El desafío para los juristas es de consideración: ¿cómo solucionar la colisión entre tradición y modernidad y salvaguardar la imaginación histórica de la comunidad cultural? ¿Cómo preservar la narrativa que proviene de su memoria y que se intercala en sus reflexiones presentes? ¿Cómo proteger a las comunidades culturales cuando ignoran en muchas ocasiones las consecuencias legales de un sistema que les es ajeno y la determinación del valor comercial de sus tradiciones? Este desafío debe considerar una apreciación de los diferentes intereses sofisticados y perspectivas en presencia de las comunidades culturales.

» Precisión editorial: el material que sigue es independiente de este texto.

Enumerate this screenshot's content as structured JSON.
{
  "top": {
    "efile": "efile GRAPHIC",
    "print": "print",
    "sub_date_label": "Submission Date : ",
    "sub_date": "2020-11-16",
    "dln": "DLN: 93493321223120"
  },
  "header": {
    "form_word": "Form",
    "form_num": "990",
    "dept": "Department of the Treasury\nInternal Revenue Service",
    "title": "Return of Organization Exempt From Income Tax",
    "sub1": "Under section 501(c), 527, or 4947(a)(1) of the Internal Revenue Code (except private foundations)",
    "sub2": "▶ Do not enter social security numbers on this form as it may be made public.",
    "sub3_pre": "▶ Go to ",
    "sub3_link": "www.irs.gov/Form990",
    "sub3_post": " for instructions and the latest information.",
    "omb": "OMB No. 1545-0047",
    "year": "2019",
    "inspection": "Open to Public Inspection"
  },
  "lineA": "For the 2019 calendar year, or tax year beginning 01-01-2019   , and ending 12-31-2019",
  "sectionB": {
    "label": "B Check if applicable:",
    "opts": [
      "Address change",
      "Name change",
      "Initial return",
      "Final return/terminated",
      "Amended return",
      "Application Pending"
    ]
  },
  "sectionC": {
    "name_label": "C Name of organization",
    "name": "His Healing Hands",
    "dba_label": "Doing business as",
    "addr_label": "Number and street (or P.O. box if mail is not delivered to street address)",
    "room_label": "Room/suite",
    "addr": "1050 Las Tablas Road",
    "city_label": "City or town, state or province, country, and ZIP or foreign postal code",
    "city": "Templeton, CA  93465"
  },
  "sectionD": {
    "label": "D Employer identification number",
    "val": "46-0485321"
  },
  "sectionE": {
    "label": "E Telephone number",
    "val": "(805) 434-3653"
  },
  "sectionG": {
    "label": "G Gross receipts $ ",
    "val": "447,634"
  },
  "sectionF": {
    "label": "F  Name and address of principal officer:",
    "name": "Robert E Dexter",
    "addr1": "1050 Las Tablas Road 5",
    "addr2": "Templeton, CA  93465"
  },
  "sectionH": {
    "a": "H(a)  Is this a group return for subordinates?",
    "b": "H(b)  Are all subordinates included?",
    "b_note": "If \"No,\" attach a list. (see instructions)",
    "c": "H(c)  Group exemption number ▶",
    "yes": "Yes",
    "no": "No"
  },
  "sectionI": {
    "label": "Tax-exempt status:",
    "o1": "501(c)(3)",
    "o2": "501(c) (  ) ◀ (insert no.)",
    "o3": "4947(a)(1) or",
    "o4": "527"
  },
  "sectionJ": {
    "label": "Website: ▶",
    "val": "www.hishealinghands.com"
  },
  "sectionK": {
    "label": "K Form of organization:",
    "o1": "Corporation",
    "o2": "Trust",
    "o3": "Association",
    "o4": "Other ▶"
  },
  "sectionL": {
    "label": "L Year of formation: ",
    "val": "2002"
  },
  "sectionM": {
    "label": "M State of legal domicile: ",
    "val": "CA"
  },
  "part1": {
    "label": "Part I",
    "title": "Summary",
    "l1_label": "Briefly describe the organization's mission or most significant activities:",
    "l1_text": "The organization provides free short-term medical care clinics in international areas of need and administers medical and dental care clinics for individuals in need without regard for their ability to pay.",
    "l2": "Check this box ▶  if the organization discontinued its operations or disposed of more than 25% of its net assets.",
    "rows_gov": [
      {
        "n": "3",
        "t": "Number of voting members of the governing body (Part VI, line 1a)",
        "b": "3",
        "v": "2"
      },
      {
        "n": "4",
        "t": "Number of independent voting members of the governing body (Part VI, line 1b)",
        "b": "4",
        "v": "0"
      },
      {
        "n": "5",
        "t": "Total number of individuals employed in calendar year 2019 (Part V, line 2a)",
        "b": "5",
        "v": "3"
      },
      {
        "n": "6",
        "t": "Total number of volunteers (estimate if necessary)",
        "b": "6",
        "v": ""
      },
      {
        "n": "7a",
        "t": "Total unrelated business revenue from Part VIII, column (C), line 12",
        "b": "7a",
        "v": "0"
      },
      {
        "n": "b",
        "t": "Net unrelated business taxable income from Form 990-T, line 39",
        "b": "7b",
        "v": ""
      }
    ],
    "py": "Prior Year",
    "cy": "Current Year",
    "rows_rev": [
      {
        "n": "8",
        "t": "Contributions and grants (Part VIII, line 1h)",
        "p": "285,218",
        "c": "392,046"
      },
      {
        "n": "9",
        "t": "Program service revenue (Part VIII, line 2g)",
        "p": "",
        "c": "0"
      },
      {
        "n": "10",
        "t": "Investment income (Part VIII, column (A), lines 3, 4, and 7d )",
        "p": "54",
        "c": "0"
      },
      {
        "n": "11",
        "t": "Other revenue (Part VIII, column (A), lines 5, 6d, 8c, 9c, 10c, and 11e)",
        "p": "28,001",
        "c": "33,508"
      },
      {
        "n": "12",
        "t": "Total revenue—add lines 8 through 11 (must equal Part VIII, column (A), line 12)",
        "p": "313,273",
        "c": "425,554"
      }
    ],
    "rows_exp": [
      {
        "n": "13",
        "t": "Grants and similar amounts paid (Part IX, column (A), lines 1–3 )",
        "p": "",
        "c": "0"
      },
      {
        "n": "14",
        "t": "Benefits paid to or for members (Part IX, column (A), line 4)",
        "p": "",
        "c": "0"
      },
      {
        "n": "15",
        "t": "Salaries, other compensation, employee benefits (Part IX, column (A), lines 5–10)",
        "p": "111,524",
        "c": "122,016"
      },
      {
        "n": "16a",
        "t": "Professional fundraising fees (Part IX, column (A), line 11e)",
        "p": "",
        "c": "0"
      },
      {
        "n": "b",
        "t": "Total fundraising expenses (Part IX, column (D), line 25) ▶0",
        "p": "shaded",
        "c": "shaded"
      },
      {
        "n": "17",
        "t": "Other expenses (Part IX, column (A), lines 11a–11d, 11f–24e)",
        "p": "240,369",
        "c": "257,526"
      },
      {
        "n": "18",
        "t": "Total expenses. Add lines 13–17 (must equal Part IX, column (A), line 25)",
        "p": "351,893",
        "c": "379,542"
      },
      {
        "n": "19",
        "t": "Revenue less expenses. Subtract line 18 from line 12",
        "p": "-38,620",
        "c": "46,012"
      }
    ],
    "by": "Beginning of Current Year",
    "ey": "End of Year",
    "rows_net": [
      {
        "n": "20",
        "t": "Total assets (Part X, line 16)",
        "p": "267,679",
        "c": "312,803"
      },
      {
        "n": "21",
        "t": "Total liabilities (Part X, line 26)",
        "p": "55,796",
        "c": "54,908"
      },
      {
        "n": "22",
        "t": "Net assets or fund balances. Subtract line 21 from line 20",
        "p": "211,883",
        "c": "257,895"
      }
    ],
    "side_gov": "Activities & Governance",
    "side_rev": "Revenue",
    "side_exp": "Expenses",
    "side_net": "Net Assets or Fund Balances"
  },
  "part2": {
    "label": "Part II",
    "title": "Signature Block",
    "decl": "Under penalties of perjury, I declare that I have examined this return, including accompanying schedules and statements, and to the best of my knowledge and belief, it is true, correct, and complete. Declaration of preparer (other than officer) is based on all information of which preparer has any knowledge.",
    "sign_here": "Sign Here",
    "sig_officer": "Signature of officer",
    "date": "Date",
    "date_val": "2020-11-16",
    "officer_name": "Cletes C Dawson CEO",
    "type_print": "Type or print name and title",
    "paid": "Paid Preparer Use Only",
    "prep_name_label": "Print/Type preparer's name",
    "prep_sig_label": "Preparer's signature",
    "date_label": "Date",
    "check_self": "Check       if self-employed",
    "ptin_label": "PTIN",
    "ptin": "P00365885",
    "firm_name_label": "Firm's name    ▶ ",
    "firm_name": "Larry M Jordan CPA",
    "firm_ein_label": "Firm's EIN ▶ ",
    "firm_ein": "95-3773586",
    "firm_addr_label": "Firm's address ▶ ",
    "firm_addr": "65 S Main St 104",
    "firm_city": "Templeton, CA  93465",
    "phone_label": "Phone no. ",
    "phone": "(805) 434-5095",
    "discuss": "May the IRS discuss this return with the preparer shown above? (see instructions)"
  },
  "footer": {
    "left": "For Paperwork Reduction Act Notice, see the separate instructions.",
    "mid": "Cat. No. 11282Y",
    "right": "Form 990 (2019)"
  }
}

Es necesario y urgente que se admita que los derechos culturales participan de una categoría que tiene características únicas. Nuestras comunidades culturales deben por ahora atenerse a la deferencia que la jurisdicción pudiera obsequiarles en lo que atañe a la salvaguarda de sus prácticas y creencias, aun las religiosas, y a ellas debe concedérseles la debida protección jurídica en defensa de sus tradiciones.
Pero el reto es para el Congreso: debe ahora desentrañar y aprender la gramática básica que rige a nuestras comunidades culturales y ofrecerles el marco jurídico que salvaguarde su herencia cultural. A esto lo obliga el mandato cultural ordenado por la reforma constitucional del artículo 4° párrafo 9°.